If RSI2 crosses above 65 and RSI5 < 50 and price < SMA200, short SPY
with 50% of capital next day at open

It appears the shorting aspect only pays off during the 2008 crash and otherwise consistently loses tiny bits of money. Is it worth it?

Lets suppose a hypothetical scenario in which the next 10 years we have a continued bull market with minor pullbacks to keep it in check and no major crash, then this algo probably simply underperforms SPY by a bit. It seems it really needs a big crash to perform.

Ok, so what I noticed is that your algo only beats market during periods where it's getting extreme signals, but otherwise you'd be better off long SPY (as far as returns are concerned).

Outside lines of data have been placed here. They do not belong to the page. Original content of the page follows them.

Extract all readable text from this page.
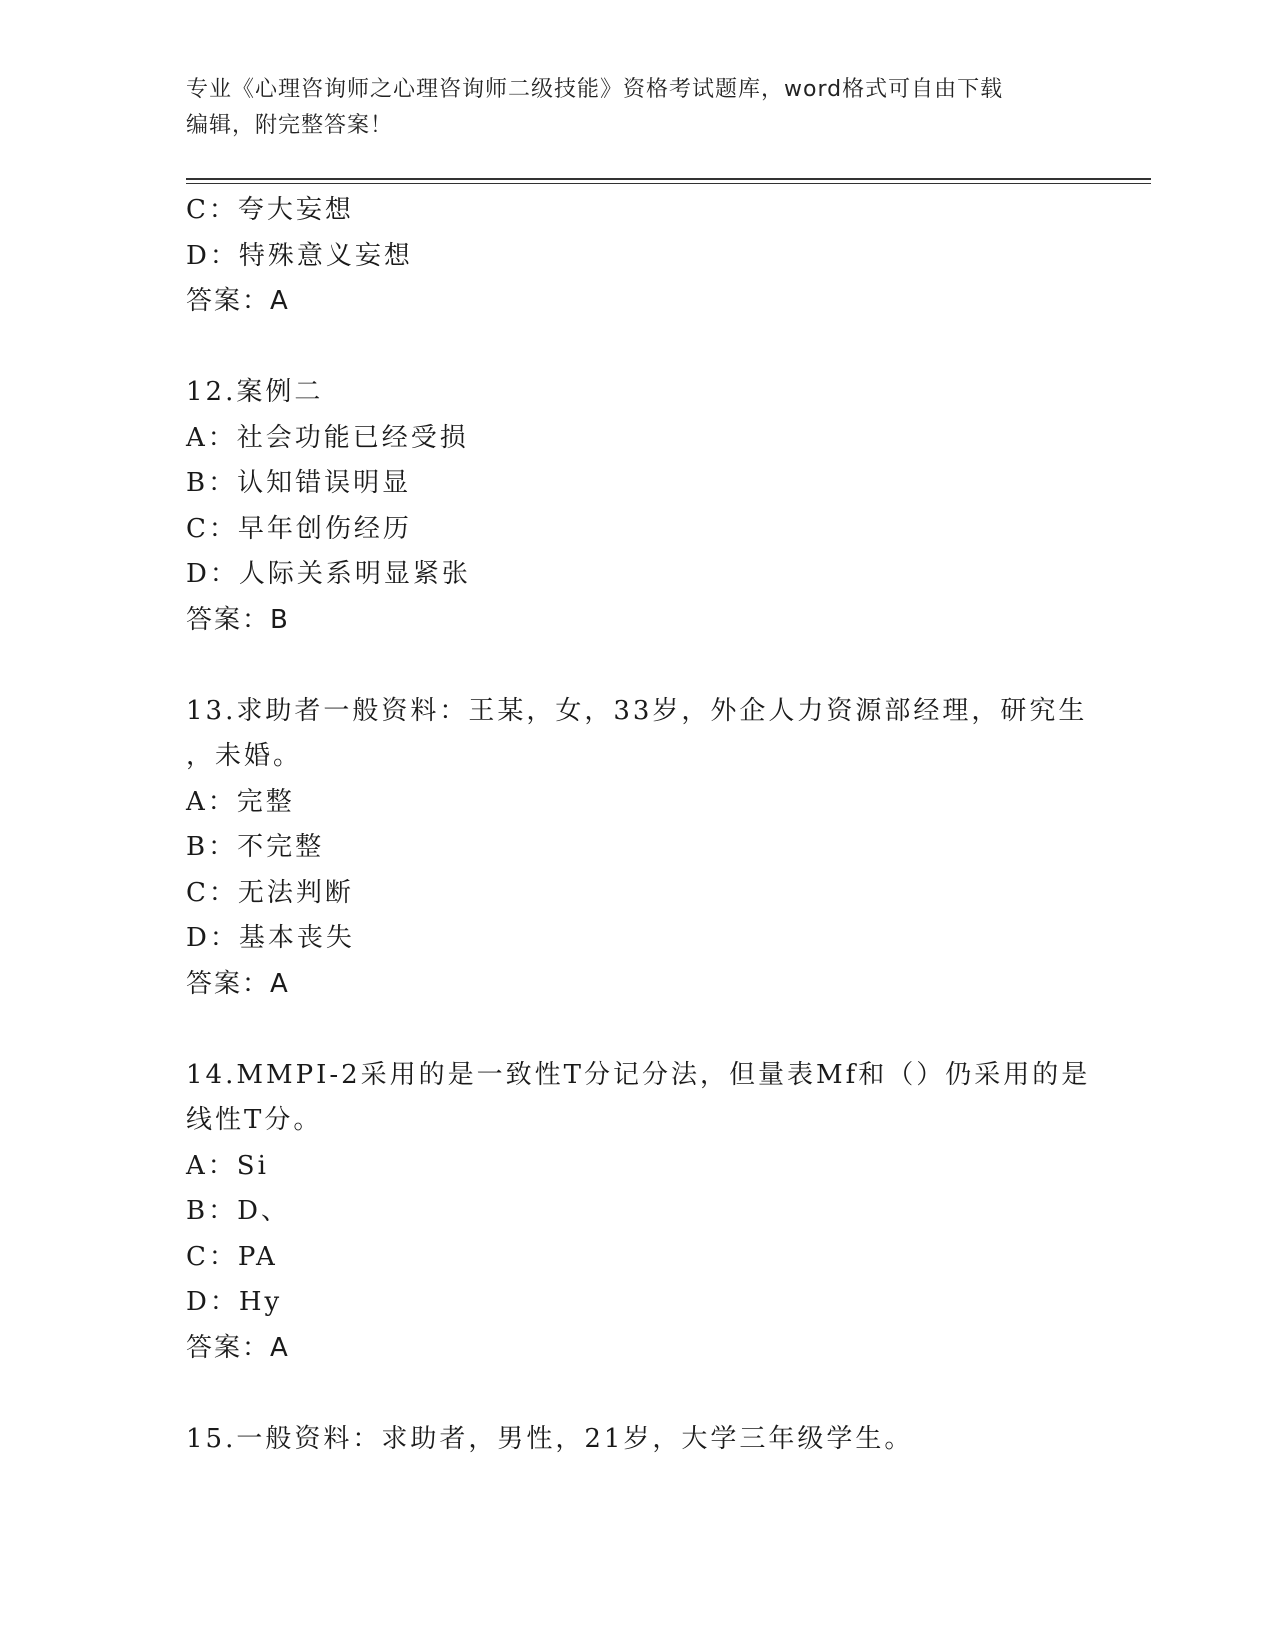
专业《心理咨询师之心理咨询师二级技能》资格考试题库，word格式可自由下载
编辑，附完整答案！
C：夸大妄想
D：特殊意义妄想
答案：A
12.案例二
A：社会功能已经受损
B：认知错误明显
C：早年创伤经历
D：人际关系明显紧张
答案：B
13.求助者一般资料：王某，女，33岁，外企人力资源部经理，研究生
，未婚。
A：完整
B：不完整
C：无法判断
D：基本丧失
答案：A
14.MMPI-2采用的是一致性T分记分法，但量表Mf和（）仍采用的是
线性T分。
A：Si
B：D、
C：PA
D：Hy
答案：A
15.一般资料：求助者，男性，21岁，大学三年级学生。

Please excuse my sloppy hacky code, but this was just a quick proof of concept. Basically, if your signal has recently exceeded the 0-1 range via both its upper and lower bounds then it trust your algo's signals, and otherwise just long SPY.

Since my combination signal only more or less occurs three times, and only two of them are really in the green, I'd say there's not enough data to go on. Quite likely it's an overfit. So I tried some other ETFs. It doesn't reliably catch the 2008 crash every time, but despite that typically leads to bigger returns, and beating SPY, nonetheless. (Other stats not so great.)

Improvements that come to mind:
- Long spy isn't a great strategy as far as stats go (pulldown, etc.), but maybe somebody can build on the idea of in addition to using RSI2 as a buy-sell indicator also using it as an indicator for when to switch strategies that shine in different market conditions.
- My combination signal is derivative from your allocation signal, but perhaps something more sophisticated and more reliable signal could be derived directly from RSI2.

Again though, it could just be the gradual nature of the 2008 crash, and 2011, that RSI2 works to beautifully with it. Doesn't handle 2015/2016 pullbacks so well. We don't know what kind of crash happens next.

Advantage of going down less than the bear markets is that you may use a leverage multiplier. Eek out extra gains with same or less risk profile than buy and hold.